Stethoskop in der Tasche eines Arztes waehrend einer Sitzung im Krankenhaus in Flawil im Kanton St. Gallen, aufgenommen am 25. Juni 2009. Das Spital Flawil ist das Akutspital des Unternehmens Kantonsspital St. Gallen. (KEYSTONE/Gaetan Bally)

Une aide-soignante de 30 ans a été inculpée jeudi par la justice française pour le meurtre par empoisonnement de six personnes âgées et pour tentative de meurtre sur trois autres. Les faits s'étaient déroulés dans une maison de retraite des Alpes françaises.

Cette femme, employée de l'établissement depuis l'été 2012, a administré un "cocktail de psychotropes" à neuf pensionnaires qui étaient "en bonne santé", a indiqué la vice-procureure de Chambéry, Dietlind Baudoin, semblant indiquer qu'il ne s'agissait pas d'une affaire d'euthanasie.

L'euthanasie est illégale en France mais plusieurs affaires, impliquant notamment des infirmières ayant euthanasié des patients, ont défrayé la chronique ces dernières années. Aucun autre cas d'empoisonnement n'est néanmoins suspecté par les enquêteurs à ce stade, selon le parquet.

Victimes en bonne santé

Les décès sont survenus depuis début octobre à l'Établissement hospitalier pour personnes âgées dépendantes du Césalet, à Jacob-Bellecombette, qui dépend du centre hospitalier de Chambéry (centre-est).

Les victimes étaient octogénaires et "en bonne santé, avec les fragilités liées à leur âge", "elles n'étaient pas en fin de vie", a souligné la vice-procureure, ajoutant que la suspecte avait reconnu avoir administré des substances pour "soulager leurs souffrances", sans parler d'euthanasie.

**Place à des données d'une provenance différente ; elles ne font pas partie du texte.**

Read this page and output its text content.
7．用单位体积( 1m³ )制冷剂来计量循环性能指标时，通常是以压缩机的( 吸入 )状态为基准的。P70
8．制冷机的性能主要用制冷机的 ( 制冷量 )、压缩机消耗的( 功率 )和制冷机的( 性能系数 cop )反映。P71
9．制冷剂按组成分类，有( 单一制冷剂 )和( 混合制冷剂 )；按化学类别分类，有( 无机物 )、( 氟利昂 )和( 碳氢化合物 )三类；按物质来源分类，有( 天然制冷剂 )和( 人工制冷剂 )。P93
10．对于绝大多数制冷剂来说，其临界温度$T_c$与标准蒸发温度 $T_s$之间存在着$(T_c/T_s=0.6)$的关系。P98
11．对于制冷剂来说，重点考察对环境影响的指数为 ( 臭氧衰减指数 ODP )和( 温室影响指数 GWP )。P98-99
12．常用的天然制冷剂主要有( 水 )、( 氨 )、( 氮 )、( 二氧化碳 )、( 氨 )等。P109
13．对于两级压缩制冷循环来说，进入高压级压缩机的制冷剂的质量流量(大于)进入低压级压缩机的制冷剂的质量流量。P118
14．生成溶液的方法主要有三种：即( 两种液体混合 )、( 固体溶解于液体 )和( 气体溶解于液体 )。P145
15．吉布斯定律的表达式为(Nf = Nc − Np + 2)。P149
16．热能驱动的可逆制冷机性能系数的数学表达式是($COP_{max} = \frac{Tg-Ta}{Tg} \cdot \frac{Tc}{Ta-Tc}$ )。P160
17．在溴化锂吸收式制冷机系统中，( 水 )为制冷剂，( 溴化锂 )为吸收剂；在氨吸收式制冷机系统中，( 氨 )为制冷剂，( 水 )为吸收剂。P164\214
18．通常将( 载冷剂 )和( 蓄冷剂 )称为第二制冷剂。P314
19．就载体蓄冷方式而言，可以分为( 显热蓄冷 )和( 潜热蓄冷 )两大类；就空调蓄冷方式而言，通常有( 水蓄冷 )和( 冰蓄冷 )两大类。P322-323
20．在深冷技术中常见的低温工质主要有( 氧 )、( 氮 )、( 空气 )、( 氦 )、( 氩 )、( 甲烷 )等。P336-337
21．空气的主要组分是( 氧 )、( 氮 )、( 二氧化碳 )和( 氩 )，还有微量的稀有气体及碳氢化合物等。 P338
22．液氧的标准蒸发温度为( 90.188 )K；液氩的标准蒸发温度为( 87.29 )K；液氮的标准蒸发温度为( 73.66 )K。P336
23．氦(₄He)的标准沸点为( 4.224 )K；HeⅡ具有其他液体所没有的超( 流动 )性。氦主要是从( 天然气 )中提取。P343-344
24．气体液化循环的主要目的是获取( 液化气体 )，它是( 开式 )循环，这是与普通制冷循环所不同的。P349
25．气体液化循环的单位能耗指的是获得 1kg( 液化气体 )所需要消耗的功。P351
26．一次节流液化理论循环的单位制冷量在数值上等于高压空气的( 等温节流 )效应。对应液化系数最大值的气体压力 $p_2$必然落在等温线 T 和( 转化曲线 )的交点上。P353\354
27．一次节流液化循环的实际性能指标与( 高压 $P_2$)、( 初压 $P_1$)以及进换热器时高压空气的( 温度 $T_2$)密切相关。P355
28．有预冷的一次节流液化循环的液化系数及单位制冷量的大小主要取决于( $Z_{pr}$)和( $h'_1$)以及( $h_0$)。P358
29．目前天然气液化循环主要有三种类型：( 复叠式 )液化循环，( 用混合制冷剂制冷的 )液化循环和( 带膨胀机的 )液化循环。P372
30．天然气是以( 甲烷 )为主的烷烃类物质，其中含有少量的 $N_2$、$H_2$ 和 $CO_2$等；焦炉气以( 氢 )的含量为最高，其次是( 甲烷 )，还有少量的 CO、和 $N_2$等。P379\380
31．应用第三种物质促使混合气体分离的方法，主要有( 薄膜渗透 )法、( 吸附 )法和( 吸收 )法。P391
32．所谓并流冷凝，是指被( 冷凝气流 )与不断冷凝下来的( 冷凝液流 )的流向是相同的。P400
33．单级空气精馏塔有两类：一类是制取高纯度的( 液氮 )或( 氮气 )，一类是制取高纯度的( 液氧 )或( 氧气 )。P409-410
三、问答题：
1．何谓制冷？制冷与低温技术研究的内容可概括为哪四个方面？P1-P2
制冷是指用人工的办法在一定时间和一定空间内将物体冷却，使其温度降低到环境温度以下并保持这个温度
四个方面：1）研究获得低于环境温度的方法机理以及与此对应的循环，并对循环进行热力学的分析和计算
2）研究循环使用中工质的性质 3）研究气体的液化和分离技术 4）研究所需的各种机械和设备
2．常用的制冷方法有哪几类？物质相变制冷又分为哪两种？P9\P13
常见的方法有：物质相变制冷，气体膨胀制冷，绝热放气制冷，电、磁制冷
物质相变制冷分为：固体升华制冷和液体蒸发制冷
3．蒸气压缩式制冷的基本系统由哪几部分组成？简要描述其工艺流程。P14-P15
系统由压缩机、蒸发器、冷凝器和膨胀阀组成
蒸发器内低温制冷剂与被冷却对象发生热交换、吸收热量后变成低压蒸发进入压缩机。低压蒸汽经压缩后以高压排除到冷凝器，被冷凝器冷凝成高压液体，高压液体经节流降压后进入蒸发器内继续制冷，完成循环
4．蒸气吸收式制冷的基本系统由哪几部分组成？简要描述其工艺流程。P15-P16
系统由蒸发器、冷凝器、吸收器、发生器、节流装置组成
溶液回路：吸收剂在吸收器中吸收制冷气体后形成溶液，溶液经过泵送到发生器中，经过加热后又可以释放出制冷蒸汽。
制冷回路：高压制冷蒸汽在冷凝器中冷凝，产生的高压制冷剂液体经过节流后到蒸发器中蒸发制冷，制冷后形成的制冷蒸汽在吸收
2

Placée en garde à vue mardi, l'aide-soignante, qui s'est beaucoup occupée de sa mère décédée récemment, était initialement soupçonnée d'avoir empoisonné une pensionnaire de 84 ans qui a sombré brutalement dans le coma le 27 novembre avant de mourir deux jours plus tard.

Des analyses toxicologiques avaient révélé un taux anormal de psychotropes. La direction de l'hôpital de Chambéry avait alerté la justice.